When I was 18 my comparative literature professor blew my mind.
We all had to take two quarters of English or Comp Lit or Dramatic Arts or Speech (soon to be called Rhetoric), and I would have enrolled in English but the classes were full. It didn’t make much difference; all involved reading and then writing about what was read. We were supposed to be examining assigned texts, but I arranged to add or substitute items of interest to me. We were supposed to be writing literary criticism but I mostly despised that. Even now I think most lit crit is just a form of gossip. It’s okay if someone puts literature in its historical context, but I don’t want the biographical tidbits about the author; I figure the author can tell us what the author wants through the literature.
So I went my own way. I kept a journal. In it I tried composing verse in Spanish, I interpreted some of Yeats’s poetry, and I’m sure I described a few of my own opinions. I don’t have the journal any more; the professor kept it.

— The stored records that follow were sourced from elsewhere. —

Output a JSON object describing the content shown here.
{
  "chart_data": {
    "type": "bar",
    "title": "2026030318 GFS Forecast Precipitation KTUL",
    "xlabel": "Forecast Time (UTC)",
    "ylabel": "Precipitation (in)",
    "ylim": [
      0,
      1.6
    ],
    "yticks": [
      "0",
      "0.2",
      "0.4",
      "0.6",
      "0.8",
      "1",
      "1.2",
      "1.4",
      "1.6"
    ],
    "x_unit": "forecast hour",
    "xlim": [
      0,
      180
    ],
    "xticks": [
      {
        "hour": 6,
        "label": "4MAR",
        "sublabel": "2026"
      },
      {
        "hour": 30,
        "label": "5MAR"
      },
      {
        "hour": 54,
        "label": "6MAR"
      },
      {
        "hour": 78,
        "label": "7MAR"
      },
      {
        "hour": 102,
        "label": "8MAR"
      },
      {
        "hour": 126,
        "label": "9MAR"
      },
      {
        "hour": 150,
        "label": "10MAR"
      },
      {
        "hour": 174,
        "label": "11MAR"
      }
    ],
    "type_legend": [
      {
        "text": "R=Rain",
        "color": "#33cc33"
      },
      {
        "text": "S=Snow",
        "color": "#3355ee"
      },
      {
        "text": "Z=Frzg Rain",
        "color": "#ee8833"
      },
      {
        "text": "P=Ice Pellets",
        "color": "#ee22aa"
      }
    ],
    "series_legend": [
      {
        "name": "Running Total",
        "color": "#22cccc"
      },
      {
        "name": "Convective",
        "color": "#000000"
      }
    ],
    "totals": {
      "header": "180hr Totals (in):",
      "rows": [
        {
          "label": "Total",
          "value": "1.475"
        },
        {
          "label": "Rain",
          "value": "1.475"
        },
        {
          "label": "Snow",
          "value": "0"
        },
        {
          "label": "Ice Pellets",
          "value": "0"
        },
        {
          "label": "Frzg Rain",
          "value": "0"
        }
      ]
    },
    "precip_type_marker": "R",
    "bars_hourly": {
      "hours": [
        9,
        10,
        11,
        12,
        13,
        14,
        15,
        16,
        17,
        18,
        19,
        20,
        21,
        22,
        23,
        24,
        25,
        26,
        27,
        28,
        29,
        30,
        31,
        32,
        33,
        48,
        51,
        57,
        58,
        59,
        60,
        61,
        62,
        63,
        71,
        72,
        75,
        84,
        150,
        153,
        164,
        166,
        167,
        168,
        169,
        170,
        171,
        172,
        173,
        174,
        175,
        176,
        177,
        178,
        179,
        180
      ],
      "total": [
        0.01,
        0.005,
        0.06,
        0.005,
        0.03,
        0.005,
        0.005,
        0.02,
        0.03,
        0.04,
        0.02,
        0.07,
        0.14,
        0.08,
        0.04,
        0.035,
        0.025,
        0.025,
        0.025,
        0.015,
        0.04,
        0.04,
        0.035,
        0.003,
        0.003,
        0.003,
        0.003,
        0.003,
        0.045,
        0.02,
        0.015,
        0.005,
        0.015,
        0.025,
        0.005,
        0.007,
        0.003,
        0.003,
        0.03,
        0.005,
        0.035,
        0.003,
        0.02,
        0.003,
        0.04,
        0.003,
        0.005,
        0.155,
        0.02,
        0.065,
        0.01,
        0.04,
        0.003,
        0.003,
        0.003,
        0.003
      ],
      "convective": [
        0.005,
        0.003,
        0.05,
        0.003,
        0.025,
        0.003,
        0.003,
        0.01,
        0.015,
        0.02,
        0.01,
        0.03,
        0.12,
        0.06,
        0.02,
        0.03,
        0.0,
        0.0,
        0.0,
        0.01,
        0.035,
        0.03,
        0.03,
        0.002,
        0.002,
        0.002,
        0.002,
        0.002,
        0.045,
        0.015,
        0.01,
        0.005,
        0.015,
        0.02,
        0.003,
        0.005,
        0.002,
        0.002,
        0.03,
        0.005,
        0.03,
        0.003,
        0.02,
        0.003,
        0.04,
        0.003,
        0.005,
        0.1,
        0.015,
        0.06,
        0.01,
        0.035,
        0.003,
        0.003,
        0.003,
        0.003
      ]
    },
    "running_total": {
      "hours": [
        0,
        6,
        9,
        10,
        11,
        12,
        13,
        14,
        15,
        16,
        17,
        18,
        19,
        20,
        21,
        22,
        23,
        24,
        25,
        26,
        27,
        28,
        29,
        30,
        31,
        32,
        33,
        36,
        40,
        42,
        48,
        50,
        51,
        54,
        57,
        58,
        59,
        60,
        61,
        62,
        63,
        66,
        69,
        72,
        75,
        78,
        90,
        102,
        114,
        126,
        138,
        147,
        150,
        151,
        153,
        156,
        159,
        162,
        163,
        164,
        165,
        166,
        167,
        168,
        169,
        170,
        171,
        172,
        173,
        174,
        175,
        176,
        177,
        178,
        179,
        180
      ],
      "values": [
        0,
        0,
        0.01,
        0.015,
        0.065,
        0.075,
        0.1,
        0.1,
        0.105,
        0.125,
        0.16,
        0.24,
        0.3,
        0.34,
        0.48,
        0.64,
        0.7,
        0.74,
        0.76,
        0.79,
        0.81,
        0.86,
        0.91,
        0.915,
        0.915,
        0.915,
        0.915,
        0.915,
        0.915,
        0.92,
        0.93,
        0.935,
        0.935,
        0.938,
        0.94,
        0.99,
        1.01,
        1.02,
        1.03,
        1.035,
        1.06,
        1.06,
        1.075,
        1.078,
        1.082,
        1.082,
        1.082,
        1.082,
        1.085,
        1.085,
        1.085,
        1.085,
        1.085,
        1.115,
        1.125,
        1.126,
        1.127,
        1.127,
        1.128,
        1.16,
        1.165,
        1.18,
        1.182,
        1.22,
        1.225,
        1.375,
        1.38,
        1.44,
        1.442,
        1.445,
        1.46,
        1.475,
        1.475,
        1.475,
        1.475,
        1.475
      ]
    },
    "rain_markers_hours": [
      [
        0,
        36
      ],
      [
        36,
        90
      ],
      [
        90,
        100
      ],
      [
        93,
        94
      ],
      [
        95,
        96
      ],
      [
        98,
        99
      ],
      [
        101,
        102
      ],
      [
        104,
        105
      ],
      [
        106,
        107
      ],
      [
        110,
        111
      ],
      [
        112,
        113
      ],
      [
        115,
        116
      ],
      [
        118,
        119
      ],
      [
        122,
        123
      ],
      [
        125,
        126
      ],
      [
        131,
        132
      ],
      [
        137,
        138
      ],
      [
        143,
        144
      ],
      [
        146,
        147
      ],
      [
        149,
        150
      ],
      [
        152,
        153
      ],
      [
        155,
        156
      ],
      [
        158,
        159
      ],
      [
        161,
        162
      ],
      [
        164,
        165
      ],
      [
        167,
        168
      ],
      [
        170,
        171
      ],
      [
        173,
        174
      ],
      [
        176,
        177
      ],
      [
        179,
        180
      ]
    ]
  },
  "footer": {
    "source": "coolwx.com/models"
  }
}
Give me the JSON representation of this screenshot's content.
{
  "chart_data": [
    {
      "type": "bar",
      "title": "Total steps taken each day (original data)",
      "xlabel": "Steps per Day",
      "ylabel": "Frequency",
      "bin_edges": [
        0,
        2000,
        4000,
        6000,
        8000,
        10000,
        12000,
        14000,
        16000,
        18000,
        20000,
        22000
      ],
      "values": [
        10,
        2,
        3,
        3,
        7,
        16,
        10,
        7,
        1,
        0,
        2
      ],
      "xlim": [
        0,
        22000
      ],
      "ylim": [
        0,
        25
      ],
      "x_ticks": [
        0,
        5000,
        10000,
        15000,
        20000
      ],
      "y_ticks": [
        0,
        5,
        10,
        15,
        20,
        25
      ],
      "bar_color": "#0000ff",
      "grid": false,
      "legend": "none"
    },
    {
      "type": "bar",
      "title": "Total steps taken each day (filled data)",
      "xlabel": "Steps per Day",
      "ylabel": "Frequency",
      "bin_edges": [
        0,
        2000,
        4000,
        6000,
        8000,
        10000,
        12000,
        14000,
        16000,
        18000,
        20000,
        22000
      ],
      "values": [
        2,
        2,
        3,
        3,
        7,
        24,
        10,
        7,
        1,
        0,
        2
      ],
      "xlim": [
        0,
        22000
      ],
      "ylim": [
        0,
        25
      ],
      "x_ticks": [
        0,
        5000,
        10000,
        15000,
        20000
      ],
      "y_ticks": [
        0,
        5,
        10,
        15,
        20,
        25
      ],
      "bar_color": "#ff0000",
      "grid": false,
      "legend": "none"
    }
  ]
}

Anyway, the final exam was an oral. Each of us was assigned a quarter hour in the professor’s office. When I showed up for my 15 minutes the student ahead of me wasn’t finished. I was invited into the room and I participated in a spot-analysis of a Dylan Thomas poem. By the time we were done with that the student who was after me had arrived, so I expected the first kid to leave and the next guy to join us. But the professor asked the next student to wait, please, and she shut her office door.
“So tell me,” she said as she spun her chair my way, “tell me why you write like a man.” She reached for my journal and that gave me a moment to recover from shock.
“Uh,” I stammered, “I guess it must be because the authors I admire are male. I guess I’m modeling my style on what I like.”
Then the professor gave me lovely words. She told me it was time for me to start developing my own style. She said that I could use my femaleness, ride my own hormones even, to produce different effects. She let me know that a woman artist is likely to enhance her work by her emotional life, while a male will probably be distracted from his work by love.
She encouraged me, in the true sense of the word. She heartened me. And she asked to keep my journal, for at least awhile.
I saw her again, in different circumstances and with a different name, four years later. She still had the journal then. That’s okay with me. I have her advice.